Introduction:
On a very bright friday, I don't have any specific hard task in my hands and therefore decided to explore a linkedin learning course. I would like to thank my current employer at the time of writing this blog; IQuanti for availing us the free linkedin learning.
In this post, we are going to review and provide key points from the course about learning python data structures. It is designed and created by Erin allard. Now, let's dive in.
First concept: Abstract data types:
What is abstract data types?
"abstract data types are abstract theoretical computer science concept which defines what type of data a data structure can hold and how can we interact with that data."
In case of creating new abstract data types, we have to therefore define both the data and ways to interact with it. But in the course, we are going to explore stack, queues and other well established structures; for which the formats are already well known.
It is also important to understand that abstract data types, being a concept; is not language specific. And the main point of using these is to understand how to interact with it.
Second concept: How to describe an abstract data type:
There are two main styles:
(1) imperative style (2) functional style
In imperative style we consider the abstract data type or ADT (we will refer to ADT in the rest of this document) to be mutable; i.e. changes can be made to ADT and the ADT can exist in different states on result of applying different operations. Therefore in the imperative style; operations, and their orders matter.

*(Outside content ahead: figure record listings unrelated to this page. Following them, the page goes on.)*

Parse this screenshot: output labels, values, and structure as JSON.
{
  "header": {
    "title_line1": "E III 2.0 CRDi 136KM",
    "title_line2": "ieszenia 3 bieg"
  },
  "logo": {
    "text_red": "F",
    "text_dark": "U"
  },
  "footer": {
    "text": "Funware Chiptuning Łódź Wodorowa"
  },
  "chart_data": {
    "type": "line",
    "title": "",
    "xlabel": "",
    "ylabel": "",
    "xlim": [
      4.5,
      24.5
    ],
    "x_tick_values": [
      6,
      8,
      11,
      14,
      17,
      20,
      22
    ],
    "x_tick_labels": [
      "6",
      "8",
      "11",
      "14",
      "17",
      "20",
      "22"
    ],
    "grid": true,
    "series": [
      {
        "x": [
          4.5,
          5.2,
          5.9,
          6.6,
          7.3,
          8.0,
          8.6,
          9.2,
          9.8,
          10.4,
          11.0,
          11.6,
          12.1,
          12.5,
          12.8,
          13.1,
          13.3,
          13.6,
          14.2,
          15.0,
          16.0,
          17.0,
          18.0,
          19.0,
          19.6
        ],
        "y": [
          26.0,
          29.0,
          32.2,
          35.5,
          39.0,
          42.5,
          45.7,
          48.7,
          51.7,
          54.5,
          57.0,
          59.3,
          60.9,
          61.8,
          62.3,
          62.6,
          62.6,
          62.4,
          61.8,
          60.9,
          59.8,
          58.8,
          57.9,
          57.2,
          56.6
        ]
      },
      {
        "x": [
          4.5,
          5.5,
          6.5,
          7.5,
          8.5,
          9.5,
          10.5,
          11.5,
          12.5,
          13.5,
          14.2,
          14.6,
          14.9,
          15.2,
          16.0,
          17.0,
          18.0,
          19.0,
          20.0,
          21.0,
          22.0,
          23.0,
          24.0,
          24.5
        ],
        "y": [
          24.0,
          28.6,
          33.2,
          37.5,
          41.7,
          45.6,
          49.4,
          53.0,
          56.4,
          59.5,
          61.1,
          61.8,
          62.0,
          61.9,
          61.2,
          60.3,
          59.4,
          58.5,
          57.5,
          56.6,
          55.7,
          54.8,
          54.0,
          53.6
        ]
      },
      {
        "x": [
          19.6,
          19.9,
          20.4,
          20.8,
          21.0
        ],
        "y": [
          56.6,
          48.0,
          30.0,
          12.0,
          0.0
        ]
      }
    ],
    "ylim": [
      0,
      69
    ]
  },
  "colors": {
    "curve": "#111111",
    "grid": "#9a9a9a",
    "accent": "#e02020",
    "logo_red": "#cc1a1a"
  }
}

In functional style we consider the ADT to be immutable and therefore different states of it refer to different ADT. Having that, no operations can change an ADT; but can transform one ADT to another; and therefore the orders don't matter as none of the ADT's change actually.
In the course we are following ADT's imperative style.
Now, you may ask, why is the concept of abstract data types necessary and what are the advantages of using such thing?
The answer is that abstraction is a bliss. As long as you know the ADT from user perspective; you can use its allowable operations; handle its different states and you are ok. You don't need to know how or why the operations work; when the states occur in what way inside that abstract data type.
It's quite like using a black box, with few buttons outside which gives you what you want without you being concerned with inner function of the box. Therefore, abstraction is the main advantage in using such structures.
The next thing we explore is the concept of data structures.
What is data structure?
data structure is the realization of an ADT. An ADT is coded into data structure classes, with each of its allowed operations realized as class methods or functions. Data structures help us store and use ADTs in real computer memory.
Now that the theoretical mindset is established, we actually get into the course material of creating data structures and working with them.
Part 1: Stacks
Stacks is the first ADT we are going to work with. As it is part of linkedin learning paid content, I will not share the codes and structures she created, but will give an overall idea about it and move on.
Stacks is what we call LIFO structure (last in first out); where we can only access the data from the top of the stack. The name last in, first out refers to the fact that in a stack the element which is inserted last is the first one to come out.
For implementing stack in python, a list is the best item. We actually write the class for stack using a python list, considering its left to be the bottom of the stack and right to be the top of the stack. And for push ( data insertion) we can use append, and for pop (data deletion from top of stack) we can use the pop method for a list. I will not share the code here but you can follow the course slide to get the code.